We also started blowing a whistle every time we were about to feed them. The idea behind this was that once they were free, the sound of the whistle would lead them back to the feeding platforms placed outside their enclosure, where we could feed them during the initial first months of the release.


A few days before the release, the parrots were divided into two groups, separating the couples. Parrots mate for life, and this method would ensure us that the first group would have the opportunity to explore the surroundings, while keeping them close to the enclosure to see their partners. This technique prevents them from flying away instantly and getting lost. When the second group was released a few days later, group one was able to show them the ropes of life outside.

Keeping the birds around Merazonia provides them with a safe environment to start a life back in the wild and gives us the chance to monitor them. All birds have a chip to identify them with, but two of them - one from each group - also had a radio tracker on their tail so we could gather data on their movements and make sure the group was doing all right.

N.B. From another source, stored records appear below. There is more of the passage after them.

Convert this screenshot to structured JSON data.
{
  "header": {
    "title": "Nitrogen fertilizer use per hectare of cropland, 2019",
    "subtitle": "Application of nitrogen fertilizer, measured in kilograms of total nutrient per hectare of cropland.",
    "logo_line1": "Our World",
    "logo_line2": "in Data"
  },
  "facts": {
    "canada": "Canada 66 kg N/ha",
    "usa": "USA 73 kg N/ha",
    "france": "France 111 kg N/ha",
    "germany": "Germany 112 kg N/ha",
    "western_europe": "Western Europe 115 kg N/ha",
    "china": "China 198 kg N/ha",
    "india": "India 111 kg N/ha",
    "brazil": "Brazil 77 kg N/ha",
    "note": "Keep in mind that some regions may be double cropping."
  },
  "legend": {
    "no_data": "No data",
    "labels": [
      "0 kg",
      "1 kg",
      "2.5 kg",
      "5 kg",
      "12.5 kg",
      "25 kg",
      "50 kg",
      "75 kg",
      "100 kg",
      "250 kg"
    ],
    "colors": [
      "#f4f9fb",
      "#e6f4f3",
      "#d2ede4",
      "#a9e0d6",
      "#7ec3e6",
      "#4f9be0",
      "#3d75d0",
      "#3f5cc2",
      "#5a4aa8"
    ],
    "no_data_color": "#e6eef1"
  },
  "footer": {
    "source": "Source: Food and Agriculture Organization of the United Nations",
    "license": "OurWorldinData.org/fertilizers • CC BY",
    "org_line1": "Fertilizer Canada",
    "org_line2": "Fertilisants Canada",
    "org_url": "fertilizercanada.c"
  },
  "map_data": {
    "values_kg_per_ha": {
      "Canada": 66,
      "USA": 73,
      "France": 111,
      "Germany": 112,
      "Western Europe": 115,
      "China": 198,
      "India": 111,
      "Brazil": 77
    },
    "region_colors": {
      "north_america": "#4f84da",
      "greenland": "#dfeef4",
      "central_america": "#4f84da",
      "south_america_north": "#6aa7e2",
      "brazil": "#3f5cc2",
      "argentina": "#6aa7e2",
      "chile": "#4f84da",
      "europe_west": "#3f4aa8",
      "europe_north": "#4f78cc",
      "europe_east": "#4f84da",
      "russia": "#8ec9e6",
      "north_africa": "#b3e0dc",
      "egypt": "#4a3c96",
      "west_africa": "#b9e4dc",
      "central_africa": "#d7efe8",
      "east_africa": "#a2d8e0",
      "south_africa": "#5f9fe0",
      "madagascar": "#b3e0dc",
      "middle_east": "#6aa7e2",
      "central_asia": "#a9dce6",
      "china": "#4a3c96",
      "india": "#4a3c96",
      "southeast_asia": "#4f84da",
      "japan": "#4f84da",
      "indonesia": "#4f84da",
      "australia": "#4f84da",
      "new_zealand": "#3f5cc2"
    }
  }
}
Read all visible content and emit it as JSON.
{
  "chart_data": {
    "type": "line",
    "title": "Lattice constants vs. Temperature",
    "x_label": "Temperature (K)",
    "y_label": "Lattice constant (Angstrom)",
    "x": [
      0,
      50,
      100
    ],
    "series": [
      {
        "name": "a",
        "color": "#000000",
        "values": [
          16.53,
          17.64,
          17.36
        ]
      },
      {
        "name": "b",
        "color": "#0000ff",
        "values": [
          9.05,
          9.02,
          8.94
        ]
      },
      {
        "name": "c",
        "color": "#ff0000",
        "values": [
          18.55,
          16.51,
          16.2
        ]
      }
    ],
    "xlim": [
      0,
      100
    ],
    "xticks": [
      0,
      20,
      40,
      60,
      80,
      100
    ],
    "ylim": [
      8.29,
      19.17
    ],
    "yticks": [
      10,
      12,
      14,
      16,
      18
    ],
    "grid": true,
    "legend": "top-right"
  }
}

After three months outside, the results are very promising! From the 15 birds we initially released, we can still observe 4 to 8 of them occasionally visiting the feeding platforms, but they have become more and more independent so we could diminish their food supply. More excitingly, several of them appear to have integrated in a group of wild blue headed parrots that live in and around our reserve. And there is no better school than one that is headed by wild birds!

Only three of the fifteen birds are still too tame to leave the release site area and prefer to hang around here. They have access to food, fly around contently, keep out of danger and occasionally come over to greet a volunteer passing by.


All in all, we are happy with the result. A special thanks goes out top Alex Girard who initiated this project; parrot experts Janice D. Boyd and Donald J. Brightsmith from the Schubot Exotic Bird Health Center at Texas A&M, who provided us with vital information for the release plan; The Ministry of environment, Pastaza for their collaboration and assistance; our intern Victor Grivegnée-Dumoulin from the University of Sherbrooke, Canada who devoted himself to the post release monitoring along with fellow ornithologist Normand Fleury.

The knowledge gained from this release along with the follow up monitoring of the birds will be of great value to the scientific community because there is very limited accessible scientific data about blue-headed parrots available.


Many volunteers have been involved in this release too by feeding and cleaning the birds for years until we could form a coherent group that had a chance surviving in the wild. Thank you allyou’re your hard work. Among the volunteers, some might be relieved to hear that the group’s ringleader, number 4120, aka assh*le , is free now too and will no longer be dive-bombing innocent, well meaning volunteers!